Apple Releases 'Highly Critical' Patch

Toothpick writes "Apple Insider reports that a new security update is available for download from Apple. This addresses issues identified in sudo, Safari, and OpenSSL among others. The gory details are, predictably, available on the Apple Info site." Commentary from ZDNet is also available.

4 of 96 comments (clear)

  1. Re:One problem by vertinox · · Score: 2, Interesting

    nstalled yesterday. No problems so far

    I installed updates on a 10.3.9 and a 10.4 machine and it appeared fine til I noticed I can't share files anymore between the two machines. Might be a configuration change though.

    --
    "I am the king of the Romans, and am superior to rules of grammar!"
    -Sigismund, Holy Roman Emperor (1368-1437)
  2. Re:Apple? by TheRaven64 · · Score: 4, Interesting
    The GNU/ does refer to the GNU userland. The BSDs have their own userland, although they tend to use the the GNU Compiler Collection. The rest of the toolchain (make, loader, etc) are all non-GNU, as is the shell and the standard collection of POSIX utilities. It is common for BSDs to include GCC, GDB and GROFF, but very little other GNU software. In contrast a common Linux distro uses the GNU versions of ps, top, etc, a GNU shell (bash) and a whole raft of other GNU utils - if you removed them, then you would have an unusable system, which is why RMS requests people say GNU/Linux.
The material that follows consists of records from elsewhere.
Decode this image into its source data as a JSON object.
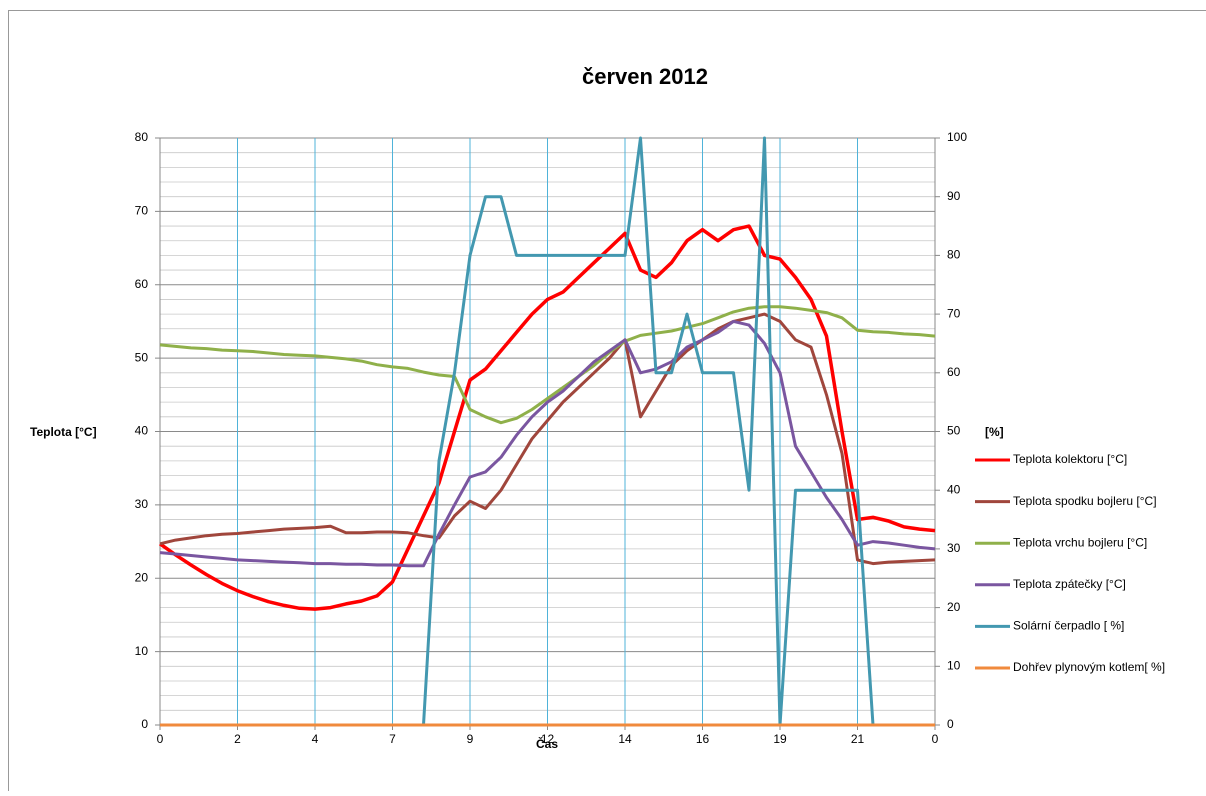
{
  "chart_data": {
    "type": "line",
    "title": "červen 2012",
    "x_label": "Čas",
    "y_label": "Teplota [°C]",
    "y2_label": "[%]",
    "legend": "right",
    "grid": true,
    "xlim": [
      0,
      10
    ],
    "xticks": [
      0,
      {
        "value": 1,
        "label": "2"
      },
      {
        "value": 2,
        "label": "4"
      },
      {
        "value": 3,
        "label": "7"
      },
      {
        "value": 4,
        "label": "9"
      },
      {
        "value": 5,
        "label": "12"
      },
      {
        "value": 6,
        "label": "14"
      },
      {
        "value": 7,
        "label": "16"
      },
      {
        "value": 8,
        "label": "19"
      },
      {
        "value": 9,
        "label": "21"
      },
      {
        "value": 10,
        "label": "0"
      }
    ],
    "ylim": [
      0,
      80
    ],
    "yticks": [
      0,
      10,
      20,
      30,
      40,
      50,
      60,
      70,
      80
    ],
    "y2lim": [
      0,
      100
    ],
    "y2ticks": [
      0,
      10,
      20,
      30,
      40,
      50,
      60,
      70,
      80,
      90,
      100
    ],
    "x": [
      0,
      0.2,
      0.4,
      0.6,
      0.8,
      1,
      1.2,
      1.4,
      1.6,
      1.8,
      2,
      2.2,
      2.4,
      2.6,
      2.8,
      3,
      3.2,
      3.4,
      3.6,
      3.8,
      4,
      4.2,
      4.4,
      4.6,
      4.8,
      5,
      5.2,
      5.4,
      5.6,
      5.8,
      6,
      6.2,
      6.4,
      6.6,
      6.8,
      7,
      7.2,
      7.4,
      7.6,
      7.8,
      8,
      8.2,
      8.4,
      8.6,
      8.8,
      9,
      9.2,
      9.4,
      9.6,
      9.8,
      10
    ],
    "series": [
      {
        "name": "Teplota kolektoru [°C]",
        "color": "#ff0000",
        "width": 3.5,
        "values": [
          24.7,
          23.2,
          21.8,
          20.5,
          19.3,
          18.3,
          17.5,
          16.8,
          16.3,
          15.9,
          15.8,
          16.0,
          16.5,
          16.9,
          17.6,
          19.5,
          24,
          28.5,
          33,
          40,
          47,
          48.5,
          51,
          53.5,
          56,
          58,
          59,
          61,
          63,
          65,
          67,
          62,
          61,
          63,
          66,
          67.5,
          66,
          67.5,
          68,
          64,
          63.5,
          61,
          58,
          53,
          40,
          28,
          28.3,
          27.8,
          27,
          26.7,
          26.5
        ]
      },
      {
        "name": "Teplota spodku bojleru [°C]",
        "color": "#a0463c",
        "width": 3,
        "values": [
          24.7,
          25.2,
          25.5,
          25.8,
          26,
          26.1,
          26.3,
          26.5,
          26.7,
          26.8,
          26.9,
          27.1,
          26.2,
          26.2,
          26.3,
          26.3,
          26.2,
          25.8,
          25.5,
          28.5,
          30.5,
          29.5,
          32,
          35.5,
          39,
          41.5,
          44,
          46,
          48,
          50,
          52.5,
          42,
          45.5,
          49,
          51,
          52.5,
          54,
          55,
          55.5,
          56,
          55,
          52.5,
          51.5,
          45,
          37,
          22.5,
          22,
          22.2,
          22.3,
          22.4,
          22.5
        ]
      },
      {
        "name": "Teplota vrchu bojleru [°C]",
        "color": "#8fb04a",
        "width": 3,
        "values": [
          51.8,
          51.6,
          51.4,
          51.3,
          51.1,
          51,
          50.9,
          50.7,
          50.5,
          50.4,
          50.3,
          50.1,
          49.9,
          49.6,
          49.1,
          48.8,
          48.6,
          48.1,
          47.7,
          47.5,
          43,
          42,
          41.2,
          41.8,
          43,
          44.5,
          46,
          47.5,
          49,
          50.8,
          52.3,
          53.1,
          53.4,
          53.7,
          54.2,
          54.7,
          55.5,
          56.3,
          56.8,
          57,
          57,
          56.8,
          56.5,
          56.2,
          55.5,
          53.8,
          53.6,
          53.5,
          53.3,
          53.2,
          53
        ]
      },
      {
        "name": "Teplota zpátečky [°C]",
        "color": "#7a56a0",
        "width": 3,
        "values": [
          23.5,
          23.3,
          23.1,
          22.9,
          22.7,
          22.5,
          22.4,
          22.3,
          22.2,
          22.1,
          22,
          22,
          21.9,
          21.9,
          21.8,
          21.8,
          21.7,
          21.7,
          26,
          30,
          33.8,
          34.5,
          36.5,
          39.5,
          42,
          44,
          45.5,
          47.5,
          49.5,
          51,
          52.5,
          48,
          48.5,
          49.5,
          51.5,
          52.5,
          53.5,
          55,
          54.5,
          52,
          48,
          38,
          34.5,
          31,
          28,
          24.5,
          25,
          24.8,
          24.5,
          24.2,
          24
        ]
      },
      {
        "name": "Solární čerpadlo [ %]",
        "color": "#4398b0",
        "width": 3,
        "axis": "y2",
        "values": [
          0,
          0,
          0,
          0,
          0,
          0,
          0,
          0,
          0,
          0,
          0,
          0,
          0,
          0,
          0,
          0,
          0,
          0,
          45,
          60,
          80,
          90,
          90,
          80,
          80,
          80,
          80,
          80,
          80,
          80,
          80,
          100,
          60,
          60,
          70,
          60,
          60,
          60,
          40,
          100,
          0,
          40,
          40,
          40,
          40,
          40,
          0,
          0,
          0,
          0,
          0
        ]
      },
      {
        "name": "Dohřev plynovým kotlem[ %]",
        "color": "#f08a3c",
        "width": 3,
        "axis": "y2",
        "values": [
          0,
          0,
          0,
          0,
          0,
          0,
          0,
          0,
          0,
          0,
          0,
          0,
          0,
          0,
          0,
          0,
          0,
          0,
          0,
          0,
          0,
          0,
          0,
          0,
          0,
          0,
          0,
          0,
          0,
          0,
          0,
          0,
          0,
          0,
          0,
          0,
          0,
          0,
          0,
          0,
          0,
          0,
          0,
          0,
          0,
          0,
          0,
          0,
          0,
          0,
          0
        ]
      }
    ]
  }
}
    By the way, both sudo and OpenSSL are OpenBSD spin-offs and nothing at all to do with the GNU project.

    --
    I am TheRaven on Soylent News
  3. These are serious.. but kudos for fixing them. by dreamer-of-rules · · Score: 5, Interesting

    My brother recently switched to Apple.. We were IM'ing about this update and he said..

    "one thing i looove about this thing is that i'm never afraid to update like in windows. i'm not scared that it will be worse off"

    Trust is important. How many people haven't updated Windows to SP2 still??

    --
    Everyone is entitled to his own opinions, but not his own facts.
  4. my take by mkoz · · Score: 2, Interesting

    While comparing these things is difficult at best, try (for example) Secunia's relevant product pages:

    Advisories (2003-2005) OSX 57 & XP Pro 102

    As for vendor patches Apple is at 100%... not bad.

    (XP Professional) http://secunia.com/product/22/
    and...
    (Mac OS X) http://secunia.com/product/96/

    Is any system perfect... no (even OpenBSD admits to 1 hole in 8 years), but Apple does make it as painless as possible.